The sale of a business to a strategic buyer is very different from a sale to a private equity firm or a financial buyer. The latter two types of buyers are usually looking to acquire a target business for the purpose of building in certain efficiencies or investing in the company for growth and then exiting the business within a few years. In contrast, a strategic buyer is a buyer who acquires a business for the specific purpose of integrating the target business into their own long-term business plan.
There are many reasons for a strategic buyer to acquire a target business. Common reasons include expanding the geographic reach of their business, expanding their existing customer base, acquiring companies in their supply chain for vertical integration purposes, or adding specific services or products that may compliment the strategic buyer’s current business operations.
Selling a business to a strategic buyer can be attractive for a number of reasons.
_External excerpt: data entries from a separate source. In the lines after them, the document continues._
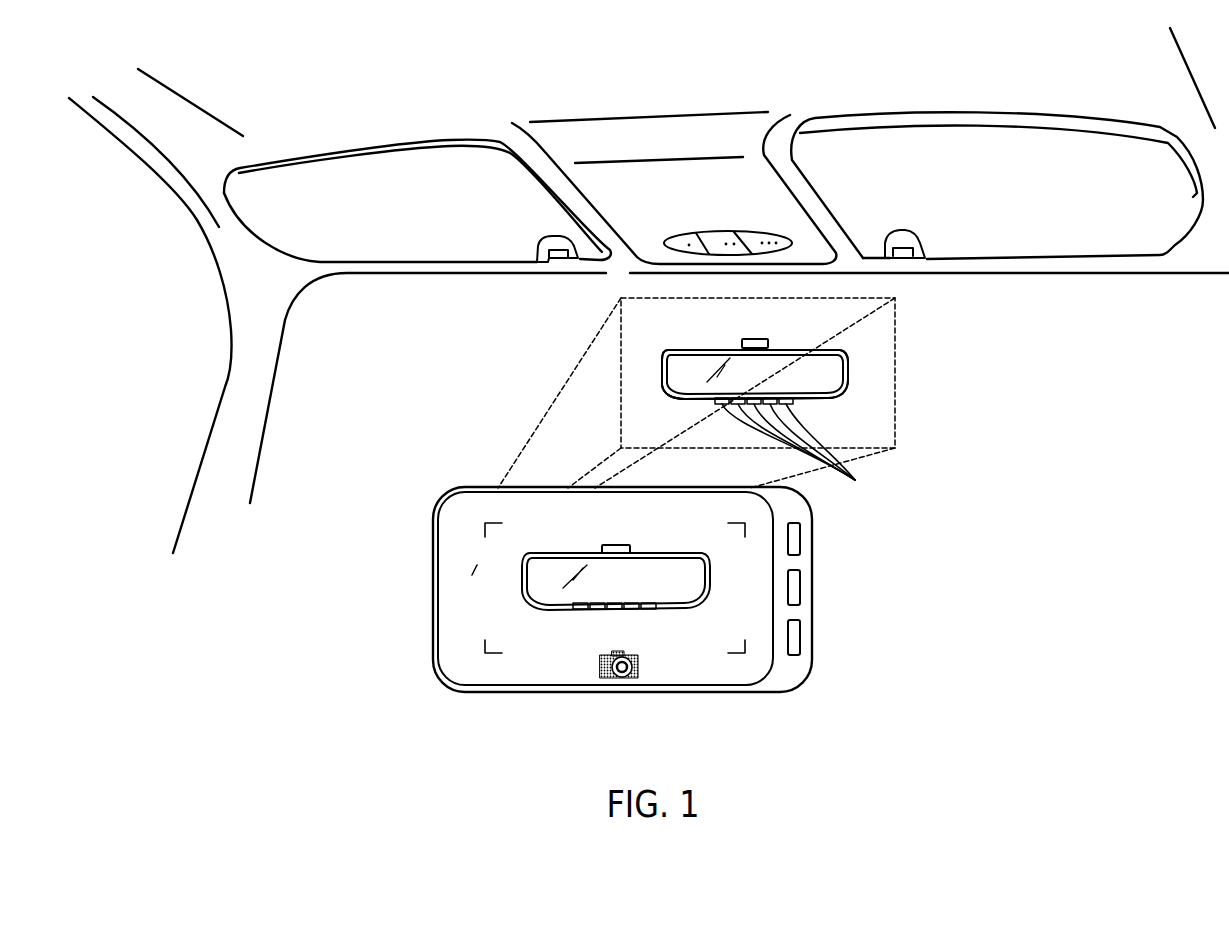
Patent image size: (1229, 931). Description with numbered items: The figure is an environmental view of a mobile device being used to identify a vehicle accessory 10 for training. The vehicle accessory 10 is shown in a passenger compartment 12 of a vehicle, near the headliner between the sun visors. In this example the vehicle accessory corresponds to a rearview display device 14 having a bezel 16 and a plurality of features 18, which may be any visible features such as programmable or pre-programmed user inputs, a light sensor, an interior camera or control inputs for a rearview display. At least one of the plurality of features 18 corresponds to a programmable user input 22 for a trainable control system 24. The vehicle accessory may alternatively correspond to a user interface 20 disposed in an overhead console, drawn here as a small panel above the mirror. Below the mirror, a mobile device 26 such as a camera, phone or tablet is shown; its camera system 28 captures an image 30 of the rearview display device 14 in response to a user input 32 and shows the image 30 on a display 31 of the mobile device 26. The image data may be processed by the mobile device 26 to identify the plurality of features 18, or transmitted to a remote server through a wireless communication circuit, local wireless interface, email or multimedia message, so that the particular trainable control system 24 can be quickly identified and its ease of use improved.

The vehicle accessory 10 is at (685, 217).
The passenger compartment 12 is at (298, 636).
The rearview display device 14 is at (812, 402).
The bezel 16 is at (665, 367).
The plurality of features 18 is at (805, 452).
The user interface 20 is at (733, 230).
The programmable user input 22 is at (713, 405).
The trainable control system 24 is at (652, 402).
The mobile device 26 is at (813, 602).
The camera system 28 is at (468, 620).
The image 30 is at (692, 628).
The display 31 is at (472, 550).
The user input 32 is at (603, 679).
First, many sellers like the idea that the purchase of their business is a long-term investment. The transaction is not part of a larger plan to sell the business within a few years. Second, strategic buyers tend to focus on cultural fit of staff and employees due to their long-term planning outlook. Finally, the purchase price of the target business may be higher than it would be in a transaction with a private equity firm or financial buyer because the strategic buyer may be motivated by factors other than financial metrics.
Selling to a strategic buyer does have some downsides. A strategic buyer may terminate employees after acquiring a business due to the redundancy of certain positions, such as employees that perform administrative functions. Strategic buyers are also less likely to pay the full purchase price in cash at closing and are more likely to use a combination of cash and seller financing.